Every Tuesday, Fylde and Wyre CCG uses information held in the Datix system to conduct its weekly clinical review. The Clinical Review Group consists of two GPs and CCG staff with nursing and quality experience including the Chief Nurse, Medicines Optimisation Lead, Senior Governance Manager and the Head of Quality.
The diversity of reports discussed each week demonstrate the versatility of the Datix solution and how the data it contains and its practical application can make a real difference to changing clinical procedures and improving patient safety, Nick Medway explained.
Report 1 the pre-op assessment process
A patient was awaiting an operation for a chronic lung disorder and the pre-op clinic asked the GP to measure the patients lung function. Because the patient was on steroids, the practice nurse rightly decided not to do the test because it would produce a false reading. However, this led to the hospital postponing the operation. The incident was flagged up to the governance lead of the relevant healthcare provider resulting in a complete review of the pre-op assessment process.
Report 2 spotting trends
A GP reported that three patients, in a short period of time, received 3rd degree tears following instrumental intervention when giving birth. The CCG asked for statistics on this type of incident from the healthcare provider. Once the information was collated it demonstrated these were three isolated incidents rather than a more worrying trend or even a nationwide propensity that requires corrective measures to be taken.
Report 3 letters causing confusion and concern
At one stage, Fylde and Wyre CCG received reports of patients being sent copies of letters between their consultant and their GP which were full of medical or technical terms that they did not understand. This was causing unnecessary concerns. Information in Datix about the situation raised the issue and the appropriate people were approached and have now made their letters more understandable to patients and GPs alike, saving time and lowering anxiety levels.
Report 4 improved communication
Several general practices were reporting that they were not being advised quickly enough when a patient had died in hospital. This prompted Fylde and Wyre CCGs Commissioners for end-of-life care to work with the bereavement office at the hospital involved to develop a new system. GPs are now notified that a patient has died as soon as their notes arrive in the bereavement office. This has led to informed communication with relatives at GP surgeries and a more caring way of dealing with bereavement.
Nick Medway concluded, People trust the Datix system to provide accurate information and flag up seemingly unimportant details that, in the past, would have gone unnoticed and potentially impacted on patient safety. The widespread confidence in the technology has significantly improved communication between the CCG, GPs and other providers, reducing angst and minimising risk to patients. It really has closed the loop across the entire healthcare ecosystem leading to joined up care and a vastly improved patient experience.

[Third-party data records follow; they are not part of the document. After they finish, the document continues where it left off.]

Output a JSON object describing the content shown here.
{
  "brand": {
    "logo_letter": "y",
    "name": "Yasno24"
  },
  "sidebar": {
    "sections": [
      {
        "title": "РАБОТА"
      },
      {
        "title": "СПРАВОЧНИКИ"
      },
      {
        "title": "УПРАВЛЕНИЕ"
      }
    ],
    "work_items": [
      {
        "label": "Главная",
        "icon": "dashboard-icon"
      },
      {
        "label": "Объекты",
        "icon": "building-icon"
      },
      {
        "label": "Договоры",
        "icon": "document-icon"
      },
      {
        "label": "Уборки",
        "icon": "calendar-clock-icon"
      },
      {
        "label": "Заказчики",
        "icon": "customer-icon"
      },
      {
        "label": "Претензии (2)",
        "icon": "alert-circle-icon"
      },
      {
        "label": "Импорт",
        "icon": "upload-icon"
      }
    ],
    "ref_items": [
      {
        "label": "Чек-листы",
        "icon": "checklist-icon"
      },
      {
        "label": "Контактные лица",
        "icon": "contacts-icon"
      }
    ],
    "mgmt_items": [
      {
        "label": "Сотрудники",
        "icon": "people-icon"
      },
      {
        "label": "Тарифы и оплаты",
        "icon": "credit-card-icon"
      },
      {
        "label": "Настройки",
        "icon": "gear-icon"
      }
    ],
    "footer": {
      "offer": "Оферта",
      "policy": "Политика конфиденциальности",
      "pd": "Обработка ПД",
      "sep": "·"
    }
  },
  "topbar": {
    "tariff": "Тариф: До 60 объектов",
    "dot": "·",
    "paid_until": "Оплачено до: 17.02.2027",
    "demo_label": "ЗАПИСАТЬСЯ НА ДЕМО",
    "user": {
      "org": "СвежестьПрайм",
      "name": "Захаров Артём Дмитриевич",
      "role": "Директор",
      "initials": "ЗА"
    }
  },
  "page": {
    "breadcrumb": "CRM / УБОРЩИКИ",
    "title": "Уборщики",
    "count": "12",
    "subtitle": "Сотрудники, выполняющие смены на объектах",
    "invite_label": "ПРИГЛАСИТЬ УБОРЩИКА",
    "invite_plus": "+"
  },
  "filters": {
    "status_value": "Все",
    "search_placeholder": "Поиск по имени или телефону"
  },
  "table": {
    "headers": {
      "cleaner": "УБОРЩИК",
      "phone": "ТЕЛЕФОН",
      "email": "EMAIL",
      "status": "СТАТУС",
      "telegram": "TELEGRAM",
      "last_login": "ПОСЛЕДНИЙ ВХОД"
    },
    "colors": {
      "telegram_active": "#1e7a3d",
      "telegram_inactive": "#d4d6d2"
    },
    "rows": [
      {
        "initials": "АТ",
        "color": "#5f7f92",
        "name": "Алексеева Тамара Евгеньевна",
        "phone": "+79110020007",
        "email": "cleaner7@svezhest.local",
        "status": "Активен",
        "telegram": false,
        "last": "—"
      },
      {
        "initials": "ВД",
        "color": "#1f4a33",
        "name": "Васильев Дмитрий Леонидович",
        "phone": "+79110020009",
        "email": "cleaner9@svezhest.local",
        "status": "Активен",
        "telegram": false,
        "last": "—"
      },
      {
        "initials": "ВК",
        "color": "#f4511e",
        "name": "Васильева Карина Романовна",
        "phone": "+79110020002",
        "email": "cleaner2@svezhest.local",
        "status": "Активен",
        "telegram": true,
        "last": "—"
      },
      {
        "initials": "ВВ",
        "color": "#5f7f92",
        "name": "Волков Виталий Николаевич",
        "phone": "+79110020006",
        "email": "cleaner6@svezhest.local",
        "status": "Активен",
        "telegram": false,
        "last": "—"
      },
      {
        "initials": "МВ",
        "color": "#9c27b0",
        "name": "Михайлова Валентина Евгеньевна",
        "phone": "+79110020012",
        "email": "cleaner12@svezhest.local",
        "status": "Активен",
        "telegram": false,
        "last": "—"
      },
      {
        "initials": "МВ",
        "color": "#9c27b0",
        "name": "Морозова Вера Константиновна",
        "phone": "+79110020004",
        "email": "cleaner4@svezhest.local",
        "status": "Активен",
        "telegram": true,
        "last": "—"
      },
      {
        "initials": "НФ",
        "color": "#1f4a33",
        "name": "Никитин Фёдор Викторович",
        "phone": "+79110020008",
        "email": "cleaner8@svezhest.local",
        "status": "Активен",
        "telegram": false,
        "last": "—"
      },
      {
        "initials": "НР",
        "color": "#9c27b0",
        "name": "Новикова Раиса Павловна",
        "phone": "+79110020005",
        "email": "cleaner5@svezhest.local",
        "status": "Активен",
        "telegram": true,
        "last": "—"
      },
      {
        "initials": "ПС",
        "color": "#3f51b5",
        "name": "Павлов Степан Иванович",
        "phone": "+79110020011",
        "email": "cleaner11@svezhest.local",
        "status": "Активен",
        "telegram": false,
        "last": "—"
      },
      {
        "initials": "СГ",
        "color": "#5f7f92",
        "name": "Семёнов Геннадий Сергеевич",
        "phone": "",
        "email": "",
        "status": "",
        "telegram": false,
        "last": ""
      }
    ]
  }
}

NHS Fylde and Wyre Clinical Commissioning Group (CCG) serves a population of around 151,400 people inhabiting approximately 320 sq km of coast in the county of Lancashire. This includes the towns of Fleetwood, Kirkham, Lytham St Annes, Poulton-le-Fylde, Thornton and a significant number of rural villages.
Led by family GPs, the group is responsible for planning and buying health services in the local area for the benefit of local people. It receives around 200million a year from the Government, and from this it plans and buys hospital and community health services that are both high quality and cost-effective.